For each loop rotation, the entry-connection cost will be the sum of frequencies (multiplied by misfetch cost) of all incoming edges that are not 'fall through' edges. Similarly, the exit-connection cost can be computed.
================
Comment at: lib/CodeGen/MachineBlockPlacement.cpp:915
@@ +914,3 @@
+ // will be put ahead of the other one. Assume the frequency of those two
+ // branches are x and y (x >= y), then the cost will be (x * MisfetechCost
+ // + y * JumpInstCost) * tail node frequency.
----------------
congh wrote:
> davidxl wrote:
> > I don't think this formula is correct. The correct formula is
> >
> > (x-x')*MisfetchCost + y*JumpInstrCost
> >
> > Where x' is the frequency of the edge from the tail node to the block which is not its layout successor (before the rotation).

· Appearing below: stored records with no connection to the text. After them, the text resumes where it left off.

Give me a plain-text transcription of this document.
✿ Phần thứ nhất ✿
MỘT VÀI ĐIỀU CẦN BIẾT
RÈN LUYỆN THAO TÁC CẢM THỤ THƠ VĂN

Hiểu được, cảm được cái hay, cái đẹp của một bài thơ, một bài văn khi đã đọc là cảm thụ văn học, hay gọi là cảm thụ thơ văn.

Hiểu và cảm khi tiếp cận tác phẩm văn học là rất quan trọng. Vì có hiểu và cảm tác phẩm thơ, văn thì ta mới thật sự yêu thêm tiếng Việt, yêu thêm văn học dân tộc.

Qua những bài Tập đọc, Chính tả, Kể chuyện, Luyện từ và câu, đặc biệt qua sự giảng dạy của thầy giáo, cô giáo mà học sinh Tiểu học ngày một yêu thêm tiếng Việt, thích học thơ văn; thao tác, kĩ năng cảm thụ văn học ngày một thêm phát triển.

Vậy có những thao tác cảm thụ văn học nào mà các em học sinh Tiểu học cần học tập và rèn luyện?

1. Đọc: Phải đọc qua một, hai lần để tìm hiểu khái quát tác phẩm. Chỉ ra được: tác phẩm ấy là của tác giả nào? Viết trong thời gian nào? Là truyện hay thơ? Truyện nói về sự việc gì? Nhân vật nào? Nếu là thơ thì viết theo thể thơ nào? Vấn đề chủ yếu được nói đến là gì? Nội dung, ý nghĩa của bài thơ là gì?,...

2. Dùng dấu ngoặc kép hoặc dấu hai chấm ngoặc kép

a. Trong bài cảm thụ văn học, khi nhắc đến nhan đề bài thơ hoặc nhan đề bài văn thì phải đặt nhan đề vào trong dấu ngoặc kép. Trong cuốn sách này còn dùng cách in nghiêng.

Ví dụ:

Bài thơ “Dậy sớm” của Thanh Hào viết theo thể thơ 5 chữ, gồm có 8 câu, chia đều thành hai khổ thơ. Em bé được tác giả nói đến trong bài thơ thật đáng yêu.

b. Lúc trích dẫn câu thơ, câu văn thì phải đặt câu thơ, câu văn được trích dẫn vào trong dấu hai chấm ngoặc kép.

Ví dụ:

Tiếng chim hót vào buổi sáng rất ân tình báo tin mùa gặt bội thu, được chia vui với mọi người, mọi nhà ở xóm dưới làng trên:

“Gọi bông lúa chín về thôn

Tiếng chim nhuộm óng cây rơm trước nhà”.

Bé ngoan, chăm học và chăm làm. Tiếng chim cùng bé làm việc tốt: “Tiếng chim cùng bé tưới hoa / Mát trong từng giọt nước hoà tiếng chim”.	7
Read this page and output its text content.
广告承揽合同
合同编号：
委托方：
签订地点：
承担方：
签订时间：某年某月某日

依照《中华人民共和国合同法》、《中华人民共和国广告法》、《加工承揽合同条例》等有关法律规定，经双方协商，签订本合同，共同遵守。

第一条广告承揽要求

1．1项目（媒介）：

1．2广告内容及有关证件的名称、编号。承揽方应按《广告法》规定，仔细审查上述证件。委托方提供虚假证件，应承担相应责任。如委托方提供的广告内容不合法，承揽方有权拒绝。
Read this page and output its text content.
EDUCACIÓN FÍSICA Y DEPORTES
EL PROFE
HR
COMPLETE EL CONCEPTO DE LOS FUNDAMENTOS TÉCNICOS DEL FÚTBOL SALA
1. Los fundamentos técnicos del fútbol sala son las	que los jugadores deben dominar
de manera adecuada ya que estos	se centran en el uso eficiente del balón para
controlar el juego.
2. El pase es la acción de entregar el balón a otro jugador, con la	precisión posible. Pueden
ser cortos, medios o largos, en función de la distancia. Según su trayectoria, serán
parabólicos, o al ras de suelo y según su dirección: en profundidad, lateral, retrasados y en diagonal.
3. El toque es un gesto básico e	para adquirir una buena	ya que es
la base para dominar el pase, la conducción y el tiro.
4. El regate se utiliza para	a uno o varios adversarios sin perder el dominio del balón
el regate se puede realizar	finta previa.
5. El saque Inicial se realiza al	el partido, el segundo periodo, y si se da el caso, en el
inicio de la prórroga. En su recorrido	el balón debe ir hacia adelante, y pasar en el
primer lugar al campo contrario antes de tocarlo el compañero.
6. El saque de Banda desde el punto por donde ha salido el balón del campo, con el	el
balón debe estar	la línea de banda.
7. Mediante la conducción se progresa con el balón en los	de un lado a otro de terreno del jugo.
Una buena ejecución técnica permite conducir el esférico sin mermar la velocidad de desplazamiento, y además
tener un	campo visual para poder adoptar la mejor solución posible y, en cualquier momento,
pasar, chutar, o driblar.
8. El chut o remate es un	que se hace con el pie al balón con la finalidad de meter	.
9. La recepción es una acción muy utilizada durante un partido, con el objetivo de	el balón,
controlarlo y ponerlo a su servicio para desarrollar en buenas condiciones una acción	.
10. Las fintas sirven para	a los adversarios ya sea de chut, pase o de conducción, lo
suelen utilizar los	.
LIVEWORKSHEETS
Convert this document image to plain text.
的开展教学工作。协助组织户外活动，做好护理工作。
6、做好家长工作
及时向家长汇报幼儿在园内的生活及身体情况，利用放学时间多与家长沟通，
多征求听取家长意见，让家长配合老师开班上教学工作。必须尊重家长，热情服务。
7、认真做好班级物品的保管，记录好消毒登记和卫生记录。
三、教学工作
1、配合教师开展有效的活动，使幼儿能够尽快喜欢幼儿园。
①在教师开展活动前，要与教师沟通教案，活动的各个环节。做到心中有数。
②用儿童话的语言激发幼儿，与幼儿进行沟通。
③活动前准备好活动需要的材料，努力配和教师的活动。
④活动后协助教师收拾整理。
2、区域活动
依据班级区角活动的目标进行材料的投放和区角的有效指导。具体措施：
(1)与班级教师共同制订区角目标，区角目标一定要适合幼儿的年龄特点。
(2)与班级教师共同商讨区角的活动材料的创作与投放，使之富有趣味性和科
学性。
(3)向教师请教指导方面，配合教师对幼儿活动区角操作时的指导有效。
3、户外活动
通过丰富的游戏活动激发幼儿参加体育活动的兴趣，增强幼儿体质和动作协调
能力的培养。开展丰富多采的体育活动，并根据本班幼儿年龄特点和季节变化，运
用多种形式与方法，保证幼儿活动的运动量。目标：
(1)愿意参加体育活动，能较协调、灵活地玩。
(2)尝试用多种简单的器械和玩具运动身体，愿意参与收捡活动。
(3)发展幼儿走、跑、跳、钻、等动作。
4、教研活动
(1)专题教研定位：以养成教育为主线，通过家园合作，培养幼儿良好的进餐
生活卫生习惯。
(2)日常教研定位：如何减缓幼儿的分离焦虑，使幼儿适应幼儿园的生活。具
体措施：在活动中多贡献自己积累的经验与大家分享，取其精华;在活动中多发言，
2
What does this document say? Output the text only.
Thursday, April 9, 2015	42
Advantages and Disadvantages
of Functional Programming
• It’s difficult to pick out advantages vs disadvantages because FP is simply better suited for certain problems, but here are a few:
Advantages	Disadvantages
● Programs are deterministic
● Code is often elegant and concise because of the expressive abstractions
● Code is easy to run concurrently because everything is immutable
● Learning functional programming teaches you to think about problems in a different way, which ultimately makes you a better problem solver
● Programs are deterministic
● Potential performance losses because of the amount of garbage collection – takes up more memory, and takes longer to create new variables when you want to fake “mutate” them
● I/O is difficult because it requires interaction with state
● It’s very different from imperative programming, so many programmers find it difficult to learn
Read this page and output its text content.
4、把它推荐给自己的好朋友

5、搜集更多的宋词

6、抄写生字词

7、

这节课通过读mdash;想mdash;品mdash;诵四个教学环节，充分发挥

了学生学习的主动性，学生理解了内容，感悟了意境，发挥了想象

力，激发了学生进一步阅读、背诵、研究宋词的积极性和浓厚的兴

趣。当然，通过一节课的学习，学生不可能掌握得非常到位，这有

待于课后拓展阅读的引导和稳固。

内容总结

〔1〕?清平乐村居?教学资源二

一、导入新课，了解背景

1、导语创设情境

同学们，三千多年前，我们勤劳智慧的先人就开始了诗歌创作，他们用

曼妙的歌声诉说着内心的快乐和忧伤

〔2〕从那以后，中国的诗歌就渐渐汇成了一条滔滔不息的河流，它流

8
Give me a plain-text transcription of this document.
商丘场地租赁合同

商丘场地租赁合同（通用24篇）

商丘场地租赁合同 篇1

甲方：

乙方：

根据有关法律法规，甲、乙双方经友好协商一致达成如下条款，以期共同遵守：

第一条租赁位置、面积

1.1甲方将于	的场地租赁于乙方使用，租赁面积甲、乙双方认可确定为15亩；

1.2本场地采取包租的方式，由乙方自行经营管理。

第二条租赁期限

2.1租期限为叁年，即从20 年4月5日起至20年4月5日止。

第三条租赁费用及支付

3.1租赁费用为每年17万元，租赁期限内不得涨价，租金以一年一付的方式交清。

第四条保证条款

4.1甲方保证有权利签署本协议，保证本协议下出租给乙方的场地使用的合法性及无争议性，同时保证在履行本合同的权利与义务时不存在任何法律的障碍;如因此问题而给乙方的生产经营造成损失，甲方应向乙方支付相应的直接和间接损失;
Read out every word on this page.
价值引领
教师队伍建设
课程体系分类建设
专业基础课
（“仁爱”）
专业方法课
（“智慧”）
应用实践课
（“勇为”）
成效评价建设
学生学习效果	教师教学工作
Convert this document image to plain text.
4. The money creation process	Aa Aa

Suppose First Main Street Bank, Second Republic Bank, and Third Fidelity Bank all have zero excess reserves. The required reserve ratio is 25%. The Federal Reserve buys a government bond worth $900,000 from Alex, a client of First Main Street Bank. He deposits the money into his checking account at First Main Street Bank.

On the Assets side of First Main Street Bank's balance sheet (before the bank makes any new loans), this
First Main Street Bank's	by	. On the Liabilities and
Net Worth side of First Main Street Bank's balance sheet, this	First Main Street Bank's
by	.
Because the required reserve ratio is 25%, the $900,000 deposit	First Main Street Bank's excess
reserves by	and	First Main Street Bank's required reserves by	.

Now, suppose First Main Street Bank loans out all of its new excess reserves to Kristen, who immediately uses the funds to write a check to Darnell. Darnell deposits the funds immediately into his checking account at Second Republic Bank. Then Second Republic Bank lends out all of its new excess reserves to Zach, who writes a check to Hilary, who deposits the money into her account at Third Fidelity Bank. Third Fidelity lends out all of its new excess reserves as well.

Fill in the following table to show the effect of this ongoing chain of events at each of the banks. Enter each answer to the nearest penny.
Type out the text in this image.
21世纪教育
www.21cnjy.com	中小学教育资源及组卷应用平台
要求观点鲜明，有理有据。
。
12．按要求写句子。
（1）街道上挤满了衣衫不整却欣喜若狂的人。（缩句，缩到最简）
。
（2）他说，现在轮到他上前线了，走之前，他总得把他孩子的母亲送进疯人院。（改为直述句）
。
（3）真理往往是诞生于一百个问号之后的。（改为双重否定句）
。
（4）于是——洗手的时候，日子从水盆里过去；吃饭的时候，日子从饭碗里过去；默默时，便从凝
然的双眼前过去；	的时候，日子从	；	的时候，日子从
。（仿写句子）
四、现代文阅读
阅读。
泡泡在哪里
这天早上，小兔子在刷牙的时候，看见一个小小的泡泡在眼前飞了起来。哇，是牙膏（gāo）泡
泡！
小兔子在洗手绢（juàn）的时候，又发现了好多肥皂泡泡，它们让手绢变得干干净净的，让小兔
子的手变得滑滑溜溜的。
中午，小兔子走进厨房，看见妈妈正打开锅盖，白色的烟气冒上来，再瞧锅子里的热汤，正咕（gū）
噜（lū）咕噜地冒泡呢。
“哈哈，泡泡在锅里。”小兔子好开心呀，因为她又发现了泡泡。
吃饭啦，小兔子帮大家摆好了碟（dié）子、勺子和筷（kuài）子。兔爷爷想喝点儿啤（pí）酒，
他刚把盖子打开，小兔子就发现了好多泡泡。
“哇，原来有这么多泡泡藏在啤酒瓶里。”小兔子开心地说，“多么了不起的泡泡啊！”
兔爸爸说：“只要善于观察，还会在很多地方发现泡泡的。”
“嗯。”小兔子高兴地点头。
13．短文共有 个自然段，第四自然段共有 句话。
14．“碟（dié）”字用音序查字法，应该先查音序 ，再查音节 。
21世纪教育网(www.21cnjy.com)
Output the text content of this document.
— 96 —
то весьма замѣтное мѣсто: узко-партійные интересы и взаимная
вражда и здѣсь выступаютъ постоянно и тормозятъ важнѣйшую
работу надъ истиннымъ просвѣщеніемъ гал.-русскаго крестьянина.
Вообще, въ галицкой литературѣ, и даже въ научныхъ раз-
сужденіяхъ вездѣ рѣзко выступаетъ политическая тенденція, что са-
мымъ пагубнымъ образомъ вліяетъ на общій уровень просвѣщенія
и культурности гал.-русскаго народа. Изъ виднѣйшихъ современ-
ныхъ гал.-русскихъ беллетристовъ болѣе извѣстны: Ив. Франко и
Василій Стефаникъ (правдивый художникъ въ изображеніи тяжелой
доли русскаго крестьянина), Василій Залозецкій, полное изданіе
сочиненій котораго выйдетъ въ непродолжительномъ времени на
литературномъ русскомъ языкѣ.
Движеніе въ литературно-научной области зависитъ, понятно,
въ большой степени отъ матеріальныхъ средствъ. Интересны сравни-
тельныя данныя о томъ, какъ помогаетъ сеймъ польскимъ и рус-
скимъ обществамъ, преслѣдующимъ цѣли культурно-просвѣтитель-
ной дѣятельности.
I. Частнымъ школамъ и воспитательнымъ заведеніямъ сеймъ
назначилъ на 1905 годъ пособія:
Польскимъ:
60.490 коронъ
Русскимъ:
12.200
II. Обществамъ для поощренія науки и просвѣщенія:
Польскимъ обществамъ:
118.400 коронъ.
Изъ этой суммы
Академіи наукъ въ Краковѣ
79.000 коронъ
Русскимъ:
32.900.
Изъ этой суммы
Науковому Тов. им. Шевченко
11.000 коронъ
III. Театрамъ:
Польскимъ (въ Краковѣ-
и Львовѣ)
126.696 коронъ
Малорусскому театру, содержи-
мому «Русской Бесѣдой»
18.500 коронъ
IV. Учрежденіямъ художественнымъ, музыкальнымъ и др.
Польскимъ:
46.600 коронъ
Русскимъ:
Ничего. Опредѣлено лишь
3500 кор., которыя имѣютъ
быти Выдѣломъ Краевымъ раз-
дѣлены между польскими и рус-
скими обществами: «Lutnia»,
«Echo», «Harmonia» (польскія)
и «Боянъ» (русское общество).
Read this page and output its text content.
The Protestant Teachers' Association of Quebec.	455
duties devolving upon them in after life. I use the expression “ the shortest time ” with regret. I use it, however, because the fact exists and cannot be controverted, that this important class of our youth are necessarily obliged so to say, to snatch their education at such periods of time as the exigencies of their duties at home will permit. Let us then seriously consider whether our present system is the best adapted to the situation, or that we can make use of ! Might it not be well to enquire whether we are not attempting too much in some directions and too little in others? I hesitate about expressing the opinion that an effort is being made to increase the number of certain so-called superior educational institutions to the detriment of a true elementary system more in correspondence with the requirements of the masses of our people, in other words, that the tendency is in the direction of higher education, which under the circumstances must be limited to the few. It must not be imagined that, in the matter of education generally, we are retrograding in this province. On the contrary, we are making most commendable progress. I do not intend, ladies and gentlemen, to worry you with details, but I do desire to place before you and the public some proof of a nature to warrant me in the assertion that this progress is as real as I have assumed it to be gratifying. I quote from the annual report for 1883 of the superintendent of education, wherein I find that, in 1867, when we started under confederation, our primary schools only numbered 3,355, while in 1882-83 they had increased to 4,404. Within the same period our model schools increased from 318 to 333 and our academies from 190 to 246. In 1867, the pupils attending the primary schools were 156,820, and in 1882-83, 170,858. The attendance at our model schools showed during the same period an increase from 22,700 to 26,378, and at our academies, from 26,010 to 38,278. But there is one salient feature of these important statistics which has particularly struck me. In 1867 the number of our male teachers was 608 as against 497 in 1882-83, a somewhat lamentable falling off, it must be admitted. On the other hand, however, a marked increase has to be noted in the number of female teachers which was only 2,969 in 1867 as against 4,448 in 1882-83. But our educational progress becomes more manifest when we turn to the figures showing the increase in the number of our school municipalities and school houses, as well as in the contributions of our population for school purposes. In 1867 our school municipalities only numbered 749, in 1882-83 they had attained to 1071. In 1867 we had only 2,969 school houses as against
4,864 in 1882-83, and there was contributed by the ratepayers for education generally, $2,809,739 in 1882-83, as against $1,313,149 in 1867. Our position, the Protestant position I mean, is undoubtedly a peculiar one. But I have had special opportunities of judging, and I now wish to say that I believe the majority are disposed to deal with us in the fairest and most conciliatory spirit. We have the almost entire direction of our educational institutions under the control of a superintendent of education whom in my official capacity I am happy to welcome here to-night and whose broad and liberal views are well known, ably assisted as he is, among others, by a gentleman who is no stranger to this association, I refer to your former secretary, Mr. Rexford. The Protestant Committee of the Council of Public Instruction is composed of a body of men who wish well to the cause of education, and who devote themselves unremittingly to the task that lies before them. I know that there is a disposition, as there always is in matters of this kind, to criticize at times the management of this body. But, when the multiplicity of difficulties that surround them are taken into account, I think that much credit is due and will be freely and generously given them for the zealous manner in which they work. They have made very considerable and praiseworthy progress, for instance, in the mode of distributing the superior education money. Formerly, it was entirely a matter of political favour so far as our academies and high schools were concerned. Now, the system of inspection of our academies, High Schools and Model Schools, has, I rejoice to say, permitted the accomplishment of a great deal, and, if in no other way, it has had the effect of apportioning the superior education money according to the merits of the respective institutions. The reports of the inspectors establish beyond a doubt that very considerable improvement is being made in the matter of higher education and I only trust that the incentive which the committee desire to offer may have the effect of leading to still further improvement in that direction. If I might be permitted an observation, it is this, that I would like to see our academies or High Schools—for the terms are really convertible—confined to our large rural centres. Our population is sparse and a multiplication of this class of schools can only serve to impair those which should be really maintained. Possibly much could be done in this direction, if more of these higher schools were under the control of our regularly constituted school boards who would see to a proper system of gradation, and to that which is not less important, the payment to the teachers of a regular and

> We don't have to compare each rotation with the current layout before rotation. We just calculate its own cost. Your formula is equivalent to the current one: you subtract x' * MisfetchCost from every rotation (so the layout before rotation is x' - x' = 0 here).
What is needed is the cost introduced due to the rotation, however my version of the cost function is indeed incorrect. We can actually prove it is the following:
(x*MisFetchCost + min(x,y)*JumpInstCost)*TailNodeFreq
Note that this is slightly different from yours -- x is not the larger of the probabilities, but the original fall through probability. The second term is the same.
Suppose before the rotation, the layout is
... BB1,... TailBB, BB2
where TailBB is ended with 'jcc BB1'. The fall through (not taken) prob is x, and taken probability is y.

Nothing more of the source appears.